Ia mencontohkan kerja sama dengan Jepang dalam proteksi infrastruktur dari banjir besar, serta dengan Belanda terkait sistem drainase perkotaan. Belanda disebut sebagai rujukan penting karena meski intensitas hujan tinggi, mereka berhasil membangun sistem drainase yang minim risiko banjir.
Selain itu, UB juga memberi kesempatan luas bagi mahasiswa melalui program Kampus Berdampak. “Mahasiswa bisa magang di perusahaan atau lembaga yang bergerak di bidang keairan, sehingga mereka paham masalah nyata dan bisa mencari solusi lewat riset mereka,” ujar Indradi.
Solusi Berbasis Riset Akademik
Runi maupun Indradi menekankan, riset UB tidak boleh berhenti pada tataran akademik.
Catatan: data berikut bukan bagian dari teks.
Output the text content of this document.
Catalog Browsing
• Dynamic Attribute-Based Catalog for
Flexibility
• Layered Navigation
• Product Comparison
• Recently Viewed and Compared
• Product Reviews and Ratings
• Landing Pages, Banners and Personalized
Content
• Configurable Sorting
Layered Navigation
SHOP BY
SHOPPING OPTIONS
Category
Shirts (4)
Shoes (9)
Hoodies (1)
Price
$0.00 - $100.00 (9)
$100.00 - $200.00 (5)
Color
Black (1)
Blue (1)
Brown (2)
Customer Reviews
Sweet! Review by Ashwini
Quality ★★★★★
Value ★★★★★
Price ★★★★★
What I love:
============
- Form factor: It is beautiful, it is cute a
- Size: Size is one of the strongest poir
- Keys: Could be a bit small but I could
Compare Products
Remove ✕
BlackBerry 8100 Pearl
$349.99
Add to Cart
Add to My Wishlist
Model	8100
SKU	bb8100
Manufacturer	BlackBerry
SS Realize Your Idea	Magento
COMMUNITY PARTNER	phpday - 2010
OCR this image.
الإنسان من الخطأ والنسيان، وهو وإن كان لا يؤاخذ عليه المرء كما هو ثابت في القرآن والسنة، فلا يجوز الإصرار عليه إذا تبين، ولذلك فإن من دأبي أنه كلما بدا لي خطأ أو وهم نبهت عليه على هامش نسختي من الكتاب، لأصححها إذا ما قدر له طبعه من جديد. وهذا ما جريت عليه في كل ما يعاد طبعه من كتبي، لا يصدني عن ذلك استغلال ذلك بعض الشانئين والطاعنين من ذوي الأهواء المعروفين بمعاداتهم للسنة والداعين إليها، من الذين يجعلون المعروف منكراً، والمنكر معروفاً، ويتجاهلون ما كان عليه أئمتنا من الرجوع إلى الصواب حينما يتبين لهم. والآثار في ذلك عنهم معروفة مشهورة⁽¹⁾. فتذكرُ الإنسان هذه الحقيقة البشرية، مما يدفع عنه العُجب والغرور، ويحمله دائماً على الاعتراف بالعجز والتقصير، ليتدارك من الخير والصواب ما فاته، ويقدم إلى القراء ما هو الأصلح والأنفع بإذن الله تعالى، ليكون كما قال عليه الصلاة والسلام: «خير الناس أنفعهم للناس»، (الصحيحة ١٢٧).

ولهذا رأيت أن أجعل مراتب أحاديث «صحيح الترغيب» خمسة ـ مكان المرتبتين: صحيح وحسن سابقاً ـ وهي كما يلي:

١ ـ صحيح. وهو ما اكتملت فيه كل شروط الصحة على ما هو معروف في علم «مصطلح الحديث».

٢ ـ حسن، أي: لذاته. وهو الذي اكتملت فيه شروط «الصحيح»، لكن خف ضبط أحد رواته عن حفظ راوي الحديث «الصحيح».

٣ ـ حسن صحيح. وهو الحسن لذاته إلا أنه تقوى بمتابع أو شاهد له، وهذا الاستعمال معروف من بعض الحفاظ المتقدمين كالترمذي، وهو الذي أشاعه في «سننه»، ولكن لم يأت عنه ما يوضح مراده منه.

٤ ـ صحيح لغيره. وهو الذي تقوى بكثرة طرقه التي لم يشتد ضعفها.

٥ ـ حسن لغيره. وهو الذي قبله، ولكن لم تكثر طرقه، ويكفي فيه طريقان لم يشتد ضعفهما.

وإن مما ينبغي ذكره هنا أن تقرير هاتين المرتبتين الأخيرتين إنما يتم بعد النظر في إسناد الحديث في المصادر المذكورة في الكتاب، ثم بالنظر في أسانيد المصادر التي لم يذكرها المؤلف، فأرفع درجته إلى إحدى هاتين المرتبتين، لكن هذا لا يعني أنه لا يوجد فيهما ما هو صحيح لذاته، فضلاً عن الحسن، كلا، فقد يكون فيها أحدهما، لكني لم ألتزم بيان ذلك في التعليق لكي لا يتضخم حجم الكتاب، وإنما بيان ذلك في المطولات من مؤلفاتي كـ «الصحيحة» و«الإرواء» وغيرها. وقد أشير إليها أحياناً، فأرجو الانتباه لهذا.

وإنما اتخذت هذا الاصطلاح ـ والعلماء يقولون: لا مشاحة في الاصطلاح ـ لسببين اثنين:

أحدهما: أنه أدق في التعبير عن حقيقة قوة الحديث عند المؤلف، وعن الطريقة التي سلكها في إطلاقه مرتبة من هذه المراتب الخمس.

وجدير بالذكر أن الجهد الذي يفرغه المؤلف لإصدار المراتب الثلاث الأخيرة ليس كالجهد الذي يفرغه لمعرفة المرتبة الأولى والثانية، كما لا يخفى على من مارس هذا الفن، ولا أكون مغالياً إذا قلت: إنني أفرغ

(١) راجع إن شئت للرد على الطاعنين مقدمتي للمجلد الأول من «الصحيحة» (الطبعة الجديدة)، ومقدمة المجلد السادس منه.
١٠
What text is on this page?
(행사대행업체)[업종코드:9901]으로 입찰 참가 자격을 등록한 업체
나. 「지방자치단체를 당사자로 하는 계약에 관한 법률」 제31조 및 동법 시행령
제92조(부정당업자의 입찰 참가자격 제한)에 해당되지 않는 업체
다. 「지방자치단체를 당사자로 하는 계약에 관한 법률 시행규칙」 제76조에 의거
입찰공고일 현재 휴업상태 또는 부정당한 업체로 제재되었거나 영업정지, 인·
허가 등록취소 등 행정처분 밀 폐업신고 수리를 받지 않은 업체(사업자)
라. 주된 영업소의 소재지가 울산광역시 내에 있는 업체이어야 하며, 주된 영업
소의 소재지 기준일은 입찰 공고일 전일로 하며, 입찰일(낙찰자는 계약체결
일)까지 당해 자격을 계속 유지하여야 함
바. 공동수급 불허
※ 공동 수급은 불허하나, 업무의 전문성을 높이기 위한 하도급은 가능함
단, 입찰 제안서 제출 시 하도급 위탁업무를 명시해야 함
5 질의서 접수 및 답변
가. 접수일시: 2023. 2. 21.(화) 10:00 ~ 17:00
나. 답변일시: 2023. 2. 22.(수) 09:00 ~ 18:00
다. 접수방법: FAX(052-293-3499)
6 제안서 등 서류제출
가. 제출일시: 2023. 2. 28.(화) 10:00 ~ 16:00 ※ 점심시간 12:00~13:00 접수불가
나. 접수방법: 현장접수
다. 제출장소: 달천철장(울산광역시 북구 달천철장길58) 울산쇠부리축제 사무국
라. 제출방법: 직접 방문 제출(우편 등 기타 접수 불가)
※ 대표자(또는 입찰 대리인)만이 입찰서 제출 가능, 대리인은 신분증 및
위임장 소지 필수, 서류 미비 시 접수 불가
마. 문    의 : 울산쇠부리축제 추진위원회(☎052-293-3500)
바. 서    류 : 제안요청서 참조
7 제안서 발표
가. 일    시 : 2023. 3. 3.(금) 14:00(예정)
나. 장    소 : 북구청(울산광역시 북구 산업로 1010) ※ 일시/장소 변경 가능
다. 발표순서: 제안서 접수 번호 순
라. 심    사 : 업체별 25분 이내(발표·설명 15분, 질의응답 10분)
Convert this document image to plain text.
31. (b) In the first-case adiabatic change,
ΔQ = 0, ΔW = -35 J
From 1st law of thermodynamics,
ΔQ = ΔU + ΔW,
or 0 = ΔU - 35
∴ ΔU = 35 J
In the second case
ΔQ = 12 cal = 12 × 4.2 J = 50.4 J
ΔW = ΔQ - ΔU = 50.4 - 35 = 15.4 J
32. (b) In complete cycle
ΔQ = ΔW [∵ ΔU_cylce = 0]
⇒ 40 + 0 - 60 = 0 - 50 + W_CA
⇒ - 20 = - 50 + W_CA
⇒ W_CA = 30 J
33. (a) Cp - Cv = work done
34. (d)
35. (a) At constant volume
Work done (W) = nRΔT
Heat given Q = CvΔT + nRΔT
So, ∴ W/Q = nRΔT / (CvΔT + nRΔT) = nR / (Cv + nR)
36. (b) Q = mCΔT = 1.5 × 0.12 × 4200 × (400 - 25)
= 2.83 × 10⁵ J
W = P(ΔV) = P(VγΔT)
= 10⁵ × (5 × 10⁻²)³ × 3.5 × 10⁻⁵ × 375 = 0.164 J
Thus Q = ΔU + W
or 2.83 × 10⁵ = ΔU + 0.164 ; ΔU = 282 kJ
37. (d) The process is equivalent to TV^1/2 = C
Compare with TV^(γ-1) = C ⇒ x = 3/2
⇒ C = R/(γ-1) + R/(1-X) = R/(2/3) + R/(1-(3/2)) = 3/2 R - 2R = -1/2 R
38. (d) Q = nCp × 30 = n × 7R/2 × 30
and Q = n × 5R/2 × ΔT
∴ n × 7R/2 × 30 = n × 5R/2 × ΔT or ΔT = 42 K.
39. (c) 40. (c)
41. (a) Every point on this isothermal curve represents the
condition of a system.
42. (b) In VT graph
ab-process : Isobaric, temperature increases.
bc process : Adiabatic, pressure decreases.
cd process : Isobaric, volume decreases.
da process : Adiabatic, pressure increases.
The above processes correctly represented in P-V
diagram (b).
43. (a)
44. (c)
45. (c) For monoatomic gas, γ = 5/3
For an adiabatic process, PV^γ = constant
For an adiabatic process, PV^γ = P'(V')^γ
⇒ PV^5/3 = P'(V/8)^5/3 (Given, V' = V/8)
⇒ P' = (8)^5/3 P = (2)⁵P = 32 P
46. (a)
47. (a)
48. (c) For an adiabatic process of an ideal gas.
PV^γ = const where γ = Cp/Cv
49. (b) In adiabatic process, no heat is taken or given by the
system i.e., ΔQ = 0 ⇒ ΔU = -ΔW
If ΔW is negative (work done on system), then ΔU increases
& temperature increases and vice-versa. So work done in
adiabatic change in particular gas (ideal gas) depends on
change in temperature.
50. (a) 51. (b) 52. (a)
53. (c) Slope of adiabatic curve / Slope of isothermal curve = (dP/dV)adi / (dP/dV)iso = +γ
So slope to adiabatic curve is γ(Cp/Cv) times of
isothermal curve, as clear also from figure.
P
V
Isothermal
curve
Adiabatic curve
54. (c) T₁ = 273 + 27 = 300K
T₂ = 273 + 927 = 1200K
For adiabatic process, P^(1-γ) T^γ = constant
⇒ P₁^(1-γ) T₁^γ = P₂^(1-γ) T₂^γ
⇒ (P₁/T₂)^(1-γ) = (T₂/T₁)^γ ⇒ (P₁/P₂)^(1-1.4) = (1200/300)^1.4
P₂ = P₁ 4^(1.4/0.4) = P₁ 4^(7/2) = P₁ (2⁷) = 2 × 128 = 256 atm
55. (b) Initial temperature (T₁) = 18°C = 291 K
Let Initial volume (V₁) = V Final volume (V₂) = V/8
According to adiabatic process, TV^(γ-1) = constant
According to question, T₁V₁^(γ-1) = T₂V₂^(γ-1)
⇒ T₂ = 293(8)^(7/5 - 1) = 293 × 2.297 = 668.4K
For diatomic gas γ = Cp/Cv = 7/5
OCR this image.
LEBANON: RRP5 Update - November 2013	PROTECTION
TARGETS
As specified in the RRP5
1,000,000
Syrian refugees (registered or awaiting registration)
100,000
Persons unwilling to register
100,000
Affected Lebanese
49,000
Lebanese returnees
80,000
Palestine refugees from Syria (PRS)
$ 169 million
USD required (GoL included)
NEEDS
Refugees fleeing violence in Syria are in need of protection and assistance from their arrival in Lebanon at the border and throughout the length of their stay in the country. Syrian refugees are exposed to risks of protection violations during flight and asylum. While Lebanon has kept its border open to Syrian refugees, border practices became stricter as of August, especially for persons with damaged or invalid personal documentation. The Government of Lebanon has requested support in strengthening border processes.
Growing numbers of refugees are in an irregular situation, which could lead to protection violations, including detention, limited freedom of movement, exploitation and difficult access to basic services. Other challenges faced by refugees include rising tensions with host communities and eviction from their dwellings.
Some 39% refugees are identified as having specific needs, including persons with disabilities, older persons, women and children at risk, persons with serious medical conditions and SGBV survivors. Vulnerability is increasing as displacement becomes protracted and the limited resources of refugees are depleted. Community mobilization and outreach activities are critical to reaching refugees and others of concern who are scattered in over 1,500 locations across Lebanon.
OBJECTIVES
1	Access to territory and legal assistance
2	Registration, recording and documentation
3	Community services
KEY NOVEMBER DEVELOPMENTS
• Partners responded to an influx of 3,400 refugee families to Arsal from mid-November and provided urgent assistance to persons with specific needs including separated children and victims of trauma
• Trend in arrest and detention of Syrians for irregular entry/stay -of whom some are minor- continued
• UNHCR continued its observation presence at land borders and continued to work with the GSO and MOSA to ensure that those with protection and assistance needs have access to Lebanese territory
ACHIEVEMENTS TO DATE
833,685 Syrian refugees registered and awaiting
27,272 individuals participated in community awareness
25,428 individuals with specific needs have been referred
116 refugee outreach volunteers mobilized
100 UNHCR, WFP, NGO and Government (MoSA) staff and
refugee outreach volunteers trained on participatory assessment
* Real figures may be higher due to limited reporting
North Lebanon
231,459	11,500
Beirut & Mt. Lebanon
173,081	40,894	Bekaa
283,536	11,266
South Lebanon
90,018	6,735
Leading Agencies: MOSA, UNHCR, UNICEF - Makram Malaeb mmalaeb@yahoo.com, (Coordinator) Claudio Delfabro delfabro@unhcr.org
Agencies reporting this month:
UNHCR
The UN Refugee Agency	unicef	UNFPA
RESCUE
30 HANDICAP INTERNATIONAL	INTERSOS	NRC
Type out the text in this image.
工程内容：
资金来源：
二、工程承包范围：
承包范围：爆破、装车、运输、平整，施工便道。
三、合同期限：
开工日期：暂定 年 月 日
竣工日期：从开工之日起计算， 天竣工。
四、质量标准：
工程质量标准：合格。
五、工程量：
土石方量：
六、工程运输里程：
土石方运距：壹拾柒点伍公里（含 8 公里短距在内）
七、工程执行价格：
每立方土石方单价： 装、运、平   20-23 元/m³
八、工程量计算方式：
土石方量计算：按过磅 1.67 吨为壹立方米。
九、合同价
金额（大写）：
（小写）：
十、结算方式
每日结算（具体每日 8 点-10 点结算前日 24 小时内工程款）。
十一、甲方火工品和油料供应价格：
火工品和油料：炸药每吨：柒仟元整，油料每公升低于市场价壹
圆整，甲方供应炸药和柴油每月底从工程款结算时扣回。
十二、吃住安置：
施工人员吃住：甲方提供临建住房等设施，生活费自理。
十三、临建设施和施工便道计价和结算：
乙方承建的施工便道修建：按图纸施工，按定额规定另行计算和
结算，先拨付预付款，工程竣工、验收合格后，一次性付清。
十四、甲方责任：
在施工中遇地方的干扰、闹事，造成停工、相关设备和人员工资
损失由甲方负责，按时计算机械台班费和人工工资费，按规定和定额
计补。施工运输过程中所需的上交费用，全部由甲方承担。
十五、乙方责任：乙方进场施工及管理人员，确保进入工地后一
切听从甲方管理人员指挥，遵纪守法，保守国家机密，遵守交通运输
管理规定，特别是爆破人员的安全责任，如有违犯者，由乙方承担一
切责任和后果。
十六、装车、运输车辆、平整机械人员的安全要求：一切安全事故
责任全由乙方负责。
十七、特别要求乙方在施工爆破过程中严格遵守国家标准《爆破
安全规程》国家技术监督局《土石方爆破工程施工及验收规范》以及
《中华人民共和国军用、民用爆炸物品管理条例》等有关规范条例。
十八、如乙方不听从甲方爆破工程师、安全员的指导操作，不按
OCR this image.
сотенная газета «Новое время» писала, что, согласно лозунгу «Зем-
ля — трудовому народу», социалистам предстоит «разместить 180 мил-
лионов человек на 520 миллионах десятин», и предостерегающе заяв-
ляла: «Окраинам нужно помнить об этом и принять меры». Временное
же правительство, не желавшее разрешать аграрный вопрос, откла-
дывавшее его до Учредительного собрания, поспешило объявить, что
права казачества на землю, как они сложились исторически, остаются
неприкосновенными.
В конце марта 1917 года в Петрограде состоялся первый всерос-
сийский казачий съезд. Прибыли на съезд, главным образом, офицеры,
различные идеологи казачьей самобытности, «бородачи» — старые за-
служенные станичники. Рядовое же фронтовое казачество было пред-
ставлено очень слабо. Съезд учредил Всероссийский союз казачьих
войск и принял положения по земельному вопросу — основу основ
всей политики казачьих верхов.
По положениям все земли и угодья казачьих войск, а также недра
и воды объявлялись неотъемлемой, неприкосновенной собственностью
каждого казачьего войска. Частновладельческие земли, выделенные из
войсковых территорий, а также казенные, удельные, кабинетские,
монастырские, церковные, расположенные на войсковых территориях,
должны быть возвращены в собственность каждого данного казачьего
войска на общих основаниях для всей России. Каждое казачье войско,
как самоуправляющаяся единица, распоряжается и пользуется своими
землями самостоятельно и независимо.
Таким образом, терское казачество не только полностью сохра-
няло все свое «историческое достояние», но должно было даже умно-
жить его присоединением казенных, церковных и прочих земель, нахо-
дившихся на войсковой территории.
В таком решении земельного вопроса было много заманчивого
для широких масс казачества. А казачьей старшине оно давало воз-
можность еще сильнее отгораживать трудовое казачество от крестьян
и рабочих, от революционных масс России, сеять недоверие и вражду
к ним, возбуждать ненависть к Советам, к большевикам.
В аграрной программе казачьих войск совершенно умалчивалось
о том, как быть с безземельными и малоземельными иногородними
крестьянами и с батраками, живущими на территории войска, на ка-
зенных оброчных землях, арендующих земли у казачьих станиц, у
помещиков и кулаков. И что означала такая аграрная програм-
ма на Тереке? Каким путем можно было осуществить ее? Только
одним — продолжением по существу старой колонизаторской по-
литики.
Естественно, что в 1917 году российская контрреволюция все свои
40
Networking dengan universitas terkemuka dunia, pemerintah, dan industri harus diterjemahkan menjadi aksi nyata di masyarakat.
“Riset dan ide mahasiswa harus bisa diimplementasikan untuk menjawab kebutuhan masyarakat. Konferensi ini menjadi ruang untuk berbagi pengetahuan, membangun kolaborasi, dan mendorong lahirnya solusi konkret,” kata Runi.
Dengan 103 abstract submissions dan 71 full paper submissions, ICWRDEP 2025 memperlihatkan semangat kolaborasi akademik yang kuat. UB menegaskan diri bukan hanya sebagai tuan rumah, tetapi juga motor penggerak riset keairan yang relevan dengan tantangan global.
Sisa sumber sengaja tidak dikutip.